Continuing to flip perspective to the other side of this creative coin, consider the hands that held the brushes, the pens, that hit the typewriter keys. Rembrandt to Picasso to Pollack to Hemingway to Michael Jackson to Bill Cosby - the damage wrought upon loved ones and against random others with whom paths were crossed is as much a part of their fabric as are the artistic endeavors which made them memorable to the rest of us. To moralizingly separate the creators of works from the myriad issues they possessed is to start down a path of censorship that, if carried to its logical conclusions, could not only empty out bookshelves, museum walls and silence radio waves and sound bytes but also stunt artistic expression itself. As an alternative to violence, the Arts should be unequivocally protected as a means of expression, if even extreme.

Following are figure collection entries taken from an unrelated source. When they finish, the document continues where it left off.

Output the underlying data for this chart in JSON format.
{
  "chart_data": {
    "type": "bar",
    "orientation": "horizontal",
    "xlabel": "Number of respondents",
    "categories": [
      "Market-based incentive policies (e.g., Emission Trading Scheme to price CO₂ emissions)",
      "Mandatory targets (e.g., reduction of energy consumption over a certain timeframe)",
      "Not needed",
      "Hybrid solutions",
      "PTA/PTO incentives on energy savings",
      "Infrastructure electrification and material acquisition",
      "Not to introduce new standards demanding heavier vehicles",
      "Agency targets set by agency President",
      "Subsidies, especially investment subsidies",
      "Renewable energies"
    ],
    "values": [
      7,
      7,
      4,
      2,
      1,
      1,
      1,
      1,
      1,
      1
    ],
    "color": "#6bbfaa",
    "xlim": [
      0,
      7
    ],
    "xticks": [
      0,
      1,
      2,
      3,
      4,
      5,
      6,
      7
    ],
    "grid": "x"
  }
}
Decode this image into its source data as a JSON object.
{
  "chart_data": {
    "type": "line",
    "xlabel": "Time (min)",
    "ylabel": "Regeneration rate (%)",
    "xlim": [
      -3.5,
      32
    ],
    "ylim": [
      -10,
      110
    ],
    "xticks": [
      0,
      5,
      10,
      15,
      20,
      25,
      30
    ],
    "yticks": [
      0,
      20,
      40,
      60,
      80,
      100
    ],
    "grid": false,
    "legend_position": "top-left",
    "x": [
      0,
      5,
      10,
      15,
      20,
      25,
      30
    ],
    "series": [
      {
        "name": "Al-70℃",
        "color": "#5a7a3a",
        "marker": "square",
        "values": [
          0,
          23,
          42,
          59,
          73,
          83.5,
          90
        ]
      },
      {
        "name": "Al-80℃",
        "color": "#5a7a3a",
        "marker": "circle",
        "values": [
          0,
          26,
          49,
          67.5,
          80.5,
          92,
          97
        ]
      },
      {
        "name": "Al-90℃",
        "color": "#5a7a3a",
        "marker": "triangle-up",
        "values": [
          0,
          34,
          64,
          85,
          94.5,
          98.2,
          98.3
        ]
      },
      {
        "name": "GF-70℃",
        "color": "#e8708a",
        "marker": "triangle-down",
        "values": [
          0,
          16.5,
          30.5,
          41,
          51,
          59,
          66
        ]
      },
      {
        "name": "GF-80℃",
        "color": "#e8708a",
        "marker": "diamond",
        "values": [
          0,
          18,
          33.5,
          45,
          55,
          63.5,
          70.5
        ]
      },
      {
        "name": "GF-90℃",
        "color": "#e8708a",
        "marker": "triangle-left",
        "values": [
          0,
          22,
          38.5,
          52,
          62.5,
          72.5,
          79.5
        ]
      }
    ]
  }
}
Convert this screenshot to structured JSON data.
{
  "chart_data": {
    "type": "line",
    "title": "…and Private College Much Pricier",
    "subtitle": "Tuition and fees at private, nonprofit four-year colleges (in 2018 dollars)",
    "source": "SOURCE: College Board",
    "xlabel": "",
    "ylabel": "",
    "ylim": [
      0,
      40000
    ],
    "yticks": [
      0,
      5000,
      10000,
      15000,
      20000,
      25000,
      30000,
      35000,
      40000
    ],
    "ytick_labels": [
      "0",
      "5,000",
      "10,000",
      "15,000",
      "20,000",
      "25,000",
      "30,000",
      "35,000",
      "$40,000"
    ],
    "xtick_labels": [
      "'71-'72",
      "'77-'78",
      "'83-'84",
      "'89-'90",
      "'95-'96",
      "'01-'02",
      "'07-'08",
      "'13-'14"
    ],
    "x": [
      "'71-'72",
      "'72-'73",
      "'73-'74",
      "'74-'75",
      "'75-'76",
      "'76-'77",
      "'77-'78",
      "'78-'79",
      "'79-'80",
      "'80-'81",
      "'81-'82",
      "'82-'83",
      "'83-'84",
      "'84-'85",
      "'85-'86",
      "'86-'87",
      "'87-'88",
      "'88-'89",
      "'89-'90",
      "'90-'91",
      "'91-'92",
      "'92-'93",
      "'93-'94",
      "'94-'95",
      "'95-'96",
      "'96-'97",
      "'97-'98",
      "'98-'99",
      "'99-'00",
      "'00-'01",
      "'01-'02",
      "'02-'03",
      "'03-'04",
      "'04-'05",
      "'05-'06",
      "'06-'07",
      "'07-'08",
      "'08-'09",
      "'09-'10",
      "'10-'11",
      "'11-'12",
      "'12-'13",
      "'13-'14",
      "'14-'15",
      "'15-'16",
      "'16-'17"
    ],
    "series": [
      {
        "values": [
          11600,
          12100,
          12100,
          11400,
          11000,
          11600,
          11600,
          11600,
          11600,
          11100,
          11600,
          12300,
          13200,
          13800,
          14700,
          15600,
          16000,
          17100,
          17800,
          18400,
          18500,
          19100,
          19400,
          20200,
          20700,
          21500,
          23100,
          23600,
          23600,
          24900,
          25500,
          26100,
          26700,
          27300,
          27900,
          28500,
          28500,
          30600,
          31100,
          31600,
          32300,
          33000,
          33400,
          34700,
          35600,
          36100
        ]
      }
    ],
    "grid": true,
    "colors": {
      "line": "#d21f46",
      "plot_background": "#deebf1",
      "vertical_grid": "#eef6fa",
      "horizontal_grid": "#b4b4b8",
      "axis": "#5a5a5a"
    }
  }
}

In light of the fact that the whole story of any story - motives, details and circumstances - as having come from both sides is generally never known, and because we live in a nation that holds officially and dear the cherished notion of innocent until proven guilty, and because tossing rocks at glass houses was never a good idea (self-righteous condemnation is a rickety pulpit) I question both the motives and the possible outcomes of this kind of vetting as it pertains to the Arts.

The Smithsonian's National Museum of African Art saw fit at some solid, most likely carefully courted point, to take funds from the currently maligned Bill Cosby, the purpose which was to provide access to the masses of a viable and relevant group of artworks belonging to Cosby and his family. Let us not be rainbows and unicorns about this - of course patronage at this level is self-glorifying. Patronage of the Arts has always been as much as celebratory giving-back as it has been a pat on one's own back, for it is founded on financial ability, our society's measure of success. But now, in answer to highly publicized condemnation (mindful that viralization can twist reality to dangerous levels), this venerable institution has now been compelled to provide a disclaimer at the exhibit, in a gesture of appeasement.

This imposition of virtue and its close cousin inoffensiveness in the Arts rings as false historically as it does in the present. Consumers of the Arts speak through their support, as is their personal right. Vetting via individual support as it applies to any work is organic and does not impose default judgement, which insists on mass compliance and does not honor the inherent rights of citizens.

If censorship and inconsistent, token compartmentalizing in the Arts to appease the offended becomes a prerequisite, we might find ourselves on the cusp of a westernized 21st century iconoclastic riot potential that could know no boundaries.